Newt stared at the body sleeping in the hospital bed in outright wonder. “Oh.” The words were tiny, seeming to come from a long, long way away.
“Newt?” Tina was at his side. “Do you - what is she, Newt? What - “ and he could hear her swallow. “What’s happened?”
“I - “ Newt plunged a hand in his pocket, searching frantically for paper, for a quill, for - he had to write this down. He had to make notes he had to take so many observations. “It’s incredible.” Axolotl was shimmering forward, her own wings half-raised - Tina shrank back instinctively as his dæmon shoved past her to stare greedily at the prone patient. “I must take notes, I didn’t think this was possible, I -” Newt’s head snapped up, hand stretching out in a futile gesture of warding. “Axolotl, don’t - “
A horned head sank; Newt watched, his mouth dropping, as the Common Welsh Green’s snout brushed, with utmost delicacy, against a small form wreathed in bandages.

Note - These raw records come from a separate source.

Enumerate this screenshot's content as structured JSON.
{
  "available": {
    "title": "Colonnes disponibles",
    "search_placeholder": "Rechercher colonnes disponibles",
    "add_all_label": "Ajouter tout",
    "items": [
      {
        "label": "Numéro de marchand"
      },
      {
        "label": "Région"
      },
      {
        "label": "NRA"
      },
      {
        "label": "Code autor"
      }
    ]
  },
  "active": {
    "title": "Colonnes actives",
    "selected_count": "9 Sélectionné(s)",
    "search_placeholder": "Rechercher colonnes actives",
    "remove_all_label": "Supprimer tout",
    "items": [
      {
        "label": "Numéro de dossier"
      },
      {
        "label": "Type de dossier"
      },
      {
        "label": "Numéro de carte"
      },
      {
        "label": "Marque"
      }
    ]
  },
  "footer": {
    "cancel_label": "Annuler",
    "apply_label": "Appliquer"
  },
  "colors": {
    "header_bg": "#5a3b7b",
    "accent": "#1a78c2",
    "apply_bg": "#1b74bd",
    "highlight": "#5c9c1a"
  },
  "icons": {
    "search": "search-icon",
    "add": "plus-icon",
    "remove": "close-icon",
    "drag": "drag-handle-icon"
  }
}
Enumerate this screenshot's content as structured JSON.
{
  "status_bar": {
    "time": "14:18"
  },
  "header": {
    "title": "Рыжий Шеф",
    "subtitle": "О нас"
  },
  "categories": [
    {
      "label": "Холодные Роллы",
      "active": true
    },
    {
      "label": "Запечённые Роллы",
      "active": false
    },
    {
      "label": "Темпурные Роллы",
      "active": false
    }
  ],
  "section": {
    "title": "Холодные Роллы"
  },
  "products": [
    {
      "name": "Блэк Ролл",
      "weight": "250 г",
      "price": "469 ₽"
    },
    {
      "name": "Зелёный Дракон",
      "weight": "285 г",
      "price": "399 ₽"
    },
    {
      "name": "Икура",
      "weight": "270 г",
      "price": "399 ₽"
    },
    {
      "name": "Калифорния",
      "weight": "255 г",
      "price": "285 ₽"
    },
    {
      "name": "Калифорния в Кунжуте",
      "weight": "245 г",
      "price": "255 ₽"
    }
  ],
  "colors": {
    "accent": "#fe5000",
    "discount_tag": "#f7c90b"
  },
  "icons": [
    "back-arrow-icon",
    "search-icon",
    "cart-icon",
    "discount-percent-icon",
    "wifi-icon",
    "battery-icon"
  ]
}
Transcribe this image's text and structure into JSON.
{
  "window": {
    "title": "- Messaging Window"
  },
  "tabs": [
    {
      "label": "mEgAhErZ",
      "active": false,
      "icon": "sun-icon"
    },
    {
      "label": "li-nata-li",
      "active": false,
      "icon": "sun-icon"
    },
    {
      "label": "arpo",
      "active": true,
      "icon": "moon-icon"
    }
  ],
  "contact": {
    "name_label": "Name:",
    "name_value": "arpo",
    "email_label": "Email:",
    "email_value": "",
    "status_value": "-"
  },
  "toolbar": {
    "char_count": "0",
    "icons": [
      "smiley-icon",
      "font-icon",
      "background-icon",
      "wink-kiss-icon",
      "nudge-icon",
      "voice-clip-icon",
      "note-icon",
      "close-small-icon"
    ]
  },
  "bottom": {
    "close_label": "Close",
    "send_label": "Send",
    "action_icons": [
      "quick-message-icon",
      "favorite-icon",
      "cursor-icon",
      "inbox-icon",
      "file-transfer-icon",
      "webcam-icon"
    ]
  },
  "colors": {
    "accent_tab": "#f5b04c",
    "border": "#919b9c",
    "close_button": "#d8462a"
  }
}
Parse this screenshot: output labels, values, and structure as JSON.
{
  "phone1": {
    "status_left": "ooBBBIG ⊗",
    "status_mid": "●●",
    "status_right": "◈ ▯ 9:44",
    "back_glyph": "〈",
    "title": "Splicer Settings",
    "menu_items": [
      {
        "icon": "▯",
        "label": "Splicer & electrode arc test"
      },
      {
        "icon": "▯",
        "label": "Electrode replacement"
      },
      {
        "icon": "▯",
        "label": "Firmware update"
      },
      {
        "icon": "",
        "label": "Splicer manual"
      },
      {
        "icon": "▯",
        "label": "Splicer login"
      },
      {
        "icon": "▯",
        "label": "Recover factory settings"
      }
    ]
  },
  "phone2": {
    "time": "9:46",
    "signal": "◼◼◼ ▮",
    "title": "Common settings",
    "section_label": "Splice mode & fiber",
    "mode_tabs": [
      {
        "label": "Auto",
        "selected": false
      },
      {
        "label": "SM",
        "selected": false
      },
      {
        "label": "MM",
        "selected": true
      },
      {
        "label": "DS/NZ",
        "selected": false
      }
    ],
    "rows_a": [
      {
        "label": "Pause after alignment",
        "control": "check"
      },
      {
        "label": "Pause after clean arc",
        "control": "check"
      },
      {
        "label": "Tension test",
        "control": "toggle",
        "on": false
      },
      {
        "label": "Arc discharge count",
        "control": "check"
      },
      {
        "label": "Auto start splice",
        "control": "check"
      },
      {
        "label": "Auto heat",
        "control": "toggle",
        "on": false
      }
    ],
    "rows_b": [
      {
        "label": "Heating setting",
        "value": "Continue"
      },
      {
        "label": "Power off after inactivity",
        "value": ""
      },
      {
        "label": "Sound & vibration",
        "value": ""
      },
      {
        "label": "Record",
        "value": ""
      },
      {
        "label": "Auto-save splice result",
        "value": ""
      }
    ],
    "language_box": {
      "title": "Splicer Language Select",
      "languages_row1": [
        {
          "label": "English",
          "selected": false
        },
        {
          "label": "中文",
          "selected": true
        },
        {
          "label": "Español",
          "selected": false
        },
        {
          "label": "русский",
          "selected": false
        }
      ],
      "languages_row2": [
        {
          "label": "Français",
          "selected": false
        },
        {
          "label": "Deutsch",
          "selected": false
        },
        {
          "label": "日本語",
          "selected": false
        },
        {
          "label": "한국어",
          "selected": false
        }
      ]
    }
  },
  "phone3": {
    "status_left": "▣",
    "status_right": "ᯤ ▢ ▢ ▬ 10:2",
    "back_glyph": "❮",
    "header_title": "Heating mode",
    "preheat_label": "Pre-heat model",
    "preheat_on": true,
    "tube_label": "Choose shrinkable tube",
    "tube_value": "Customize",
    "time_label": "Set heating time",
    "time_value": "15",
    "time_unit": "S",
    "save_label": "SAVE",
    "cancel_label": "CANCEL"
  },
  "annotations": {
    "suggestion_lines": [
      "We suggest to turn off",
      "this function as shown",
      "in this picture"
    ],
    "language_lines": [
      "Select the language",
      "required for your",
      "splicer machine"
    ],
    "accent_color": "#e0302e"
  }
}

Fire exploded into being; the heat hit them like an eruption as the sudden light scalded their eyes - they might as well have tried looking into the sun. Newt was dimly aware of an alarm ringing in the background, the frantic rush of feet and the cries of startled magicians - “Tina, don’t!”
Newt grabbed Tina, jerking her away and curtailing her instinctive lunge towards the hospital bed. “You can’t!”
“Newt, let me go he’s burning let me go!”
“No! You can’t interrupt!”
The flame billowed higher, and for one split-second his own dæmon was outlined in incandescence - dragons had an extremely high heat tolerance, Newt reminded himself. He wasn’t worried. 
He wasn’t - all of his attention was fixed on the shape moving in the heart of the fire. On the song rising through the air - rusty and unfamiliar, but growing in strength and surety with every moment until the melody was a scream of joyous triumph.
The phoenix settled into place, plumage shining the red and gold and glory of a living flame. 
**
Dindrane chirped, head tilting to the side as she stared curiously at the strange dragon.
Percival Graves opened his eyes. 
**
“For a star to be born, there is one thing that must happen: a gaseous nebula must collapse. So collapse. Crumble. This is not your destruction. This is your birth.” - Zoe Skylar.
Newt’s choice of daemon was inspired by prettybirdy979's "What is Essential is Invisible to the Eye".